The big man shrugged. ‘That’s war.’
Now that I had opened my mouth, I realized that I was troubled, and that his simple answer was not enough. ‘I grew up a hundred miles from here,’ I explained to myself as much as to my comrades, ‘and if my father wasn’t a Roman citizen, then I wouldn’t be either. I’d have been drafted into the auxiliary cohorts, I’d have been told we were rebelling against Rome, and now I’d be your enemy.’
‘Be thankful that you’re not then.’ Octavius smiled, ripping off a fart.
‘It doesn’t bother you?’ I asked with irritation at my friend’s breezy attitude. ‘Those men in the villages, maybe they had family with our enemy, but they weren’t the enemy. They weren’t picking up a shield and a sword.’
Octavius raised his hands. ‘So? What are you getting at, Corvus?’
‘ So? So why did they have to die? They weren’t a threat to Rome.’
Varo shook his thick head. ‘Doesn’t matter.’

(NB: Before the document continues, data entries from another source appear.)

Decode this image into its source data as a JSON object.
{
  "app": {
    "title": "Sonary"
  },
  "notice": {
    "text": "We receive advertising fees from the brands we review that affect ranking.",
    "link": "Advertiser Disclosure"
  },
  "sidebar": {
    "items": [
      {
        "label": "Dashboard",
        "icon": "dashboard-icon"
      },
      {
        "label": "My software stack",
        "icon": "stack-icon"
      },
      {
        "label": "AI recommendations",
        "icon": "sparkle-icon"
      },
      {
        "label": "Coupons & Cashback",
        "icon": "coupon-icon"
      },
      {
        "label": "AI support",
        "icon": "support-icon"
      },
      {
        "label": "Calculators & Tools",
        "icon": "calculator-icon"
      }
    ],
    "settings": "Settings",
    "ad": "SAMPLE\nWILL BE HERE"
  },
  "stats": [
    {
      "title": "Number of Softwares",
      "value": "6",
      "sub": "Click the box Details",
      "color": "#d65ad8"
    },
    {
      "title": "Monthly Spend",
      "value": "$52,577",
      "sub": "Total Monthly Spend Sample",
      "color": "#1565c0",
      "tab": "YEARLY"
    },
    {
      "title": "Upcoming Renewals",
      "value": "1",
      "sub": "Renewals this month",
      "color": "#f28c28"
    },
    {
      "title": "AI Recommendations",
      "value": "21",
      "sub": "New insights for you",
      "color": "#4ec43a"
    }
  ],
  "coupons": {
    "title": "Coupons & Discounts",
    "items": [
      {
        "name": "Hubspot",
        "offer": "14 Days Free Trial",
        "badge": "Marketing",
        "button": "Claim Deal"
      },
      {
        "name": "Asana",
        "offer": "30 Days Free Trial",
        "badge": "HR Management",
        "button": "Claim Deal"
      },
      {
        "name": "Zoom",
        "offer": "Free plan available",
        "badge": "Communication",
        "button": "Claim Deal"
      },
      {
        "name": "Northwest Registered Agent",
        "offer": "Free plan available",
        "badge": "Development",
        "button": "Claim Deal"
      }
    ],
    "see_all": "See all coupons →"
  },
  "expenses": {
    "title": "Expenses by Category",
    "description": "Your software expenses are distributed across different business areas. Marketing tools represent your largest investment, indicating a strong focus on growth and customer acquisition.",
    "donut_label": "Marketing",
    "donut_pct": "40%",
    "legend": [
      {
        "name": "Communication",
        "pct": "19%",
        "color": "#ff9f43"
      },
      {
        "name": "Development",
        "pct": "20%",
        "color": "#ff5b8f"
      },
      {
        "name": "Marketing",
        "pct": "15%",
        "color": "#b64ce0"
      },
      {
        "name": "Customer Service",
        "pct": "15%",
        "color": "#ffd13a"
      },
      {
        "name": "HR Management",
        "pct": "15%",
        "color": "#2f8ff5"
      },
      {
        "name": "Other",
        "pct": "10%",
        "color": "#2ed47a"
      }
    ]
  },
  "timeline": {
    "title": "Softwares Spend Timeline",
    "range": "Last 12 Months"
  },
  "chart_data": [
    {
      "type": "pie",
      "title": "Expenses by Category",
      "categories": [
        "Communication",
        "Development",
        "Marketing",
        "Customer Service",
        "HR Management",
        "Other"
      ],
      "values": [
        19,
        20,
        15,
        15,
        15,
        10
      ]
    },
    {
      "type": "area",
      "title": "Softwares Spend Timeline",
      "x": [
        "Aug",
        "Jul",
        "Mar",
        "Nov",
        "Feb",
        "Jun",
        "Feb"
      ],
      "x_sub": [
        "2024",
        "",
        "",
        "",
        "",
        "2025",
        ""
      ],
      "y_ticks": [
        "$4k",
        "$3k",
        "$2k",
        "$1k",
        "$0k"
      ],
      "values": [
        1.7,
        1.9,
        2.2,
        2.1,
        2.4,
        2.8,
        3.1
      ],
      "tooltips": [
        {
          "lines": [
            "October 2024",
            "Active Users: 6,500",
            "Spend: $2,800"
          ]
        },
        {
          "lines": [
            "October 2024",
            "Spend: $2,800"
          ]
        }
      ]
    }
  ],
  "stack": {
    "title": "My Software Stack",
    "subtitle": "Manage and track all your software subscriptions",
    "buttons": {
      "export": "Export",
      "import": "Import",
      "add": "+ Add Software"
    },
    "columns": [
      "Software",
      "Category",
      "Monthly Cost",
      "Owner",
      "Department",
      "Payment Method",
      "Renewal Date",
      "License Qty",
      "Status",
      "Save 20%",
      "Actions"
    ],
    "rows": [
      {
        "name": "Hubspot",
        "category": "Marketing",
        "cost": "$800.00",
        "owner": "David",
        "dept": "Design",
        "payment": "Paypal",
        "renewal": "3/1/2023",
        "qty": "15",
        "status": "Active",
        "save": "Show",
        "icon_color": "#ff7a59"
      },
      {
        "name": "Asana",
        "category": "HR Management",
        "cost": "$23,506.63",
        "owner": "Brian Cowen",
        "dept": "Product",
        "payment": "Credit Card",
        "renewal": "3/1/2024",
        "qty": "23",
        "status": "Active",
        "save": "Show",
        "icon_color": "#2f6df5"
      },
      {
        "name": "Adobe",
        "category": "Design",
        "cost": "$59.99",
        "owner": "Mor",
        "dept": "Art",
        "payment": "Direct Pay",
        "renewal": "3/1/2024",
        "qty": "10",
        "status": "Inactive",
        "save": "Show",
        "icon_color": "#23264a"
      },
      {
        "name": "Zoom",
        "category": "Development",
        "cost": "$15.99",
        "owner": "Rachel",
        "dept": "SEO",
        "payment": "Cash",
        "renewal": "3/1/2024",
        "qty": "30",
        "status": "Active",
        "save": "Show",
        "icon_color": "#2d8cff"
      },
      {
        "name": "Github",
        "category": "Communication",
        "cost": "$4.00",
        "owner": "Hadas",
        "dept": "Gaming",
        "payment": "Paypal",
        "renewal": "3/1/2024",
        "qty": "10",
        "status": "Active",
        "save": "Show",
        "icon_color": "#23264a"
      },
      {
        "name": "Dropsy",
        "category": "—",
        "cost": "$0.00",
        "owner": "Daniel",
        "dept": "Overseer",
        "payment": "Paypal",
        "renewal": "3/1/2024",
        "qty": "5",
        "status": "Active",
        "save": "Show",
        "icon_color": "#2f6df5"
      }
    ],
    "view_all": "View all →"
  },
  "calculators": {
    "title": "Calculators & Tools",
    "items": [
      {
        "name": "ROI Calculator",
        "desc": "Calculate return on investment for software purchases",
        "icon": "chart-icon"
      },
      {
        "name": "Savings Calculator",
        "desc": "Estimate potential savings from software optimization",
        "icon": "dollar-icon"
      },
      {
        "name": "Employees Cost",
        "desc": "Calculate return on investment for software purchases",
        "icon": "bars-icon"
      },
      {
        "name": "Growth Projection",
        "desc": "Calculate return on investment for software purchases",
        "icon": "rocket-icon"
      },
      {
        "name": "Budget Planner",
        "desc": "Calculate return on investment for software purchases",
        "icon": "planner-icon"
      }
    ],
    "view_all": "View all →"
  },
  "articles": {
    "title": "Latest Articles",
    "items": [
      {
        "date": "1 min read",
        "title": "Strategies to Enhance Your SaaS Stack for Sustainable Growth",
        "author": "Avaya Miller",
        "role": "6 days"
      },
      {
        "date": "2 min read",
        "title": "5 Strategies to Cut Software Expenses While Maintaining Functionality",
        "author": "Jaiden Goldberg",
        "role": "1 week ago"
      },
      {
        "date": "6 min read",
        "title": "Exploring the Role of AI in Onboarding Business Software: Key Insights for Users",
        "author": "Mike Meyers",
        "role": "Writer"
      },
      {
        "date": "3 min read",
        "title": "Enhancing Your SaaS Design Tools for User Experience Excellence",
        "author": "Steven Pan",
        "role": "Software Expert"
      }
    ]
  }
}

‘Why doesn’t it?’ I demanded, hoping to understand it all. Hoping to sit with the same certain peace as my comrades. ‘Tell me why, Varo. Tell me why we’re killing the same people that we were protecting a few weeks ago. Tell me why the dead that I’m seeing are old men, women and children. Tell me why the people that I grew up with are now my enemy. Please. I need to know. Fucking tell me.’
The lump looked at me as though I was an idiot. I suppose that I was.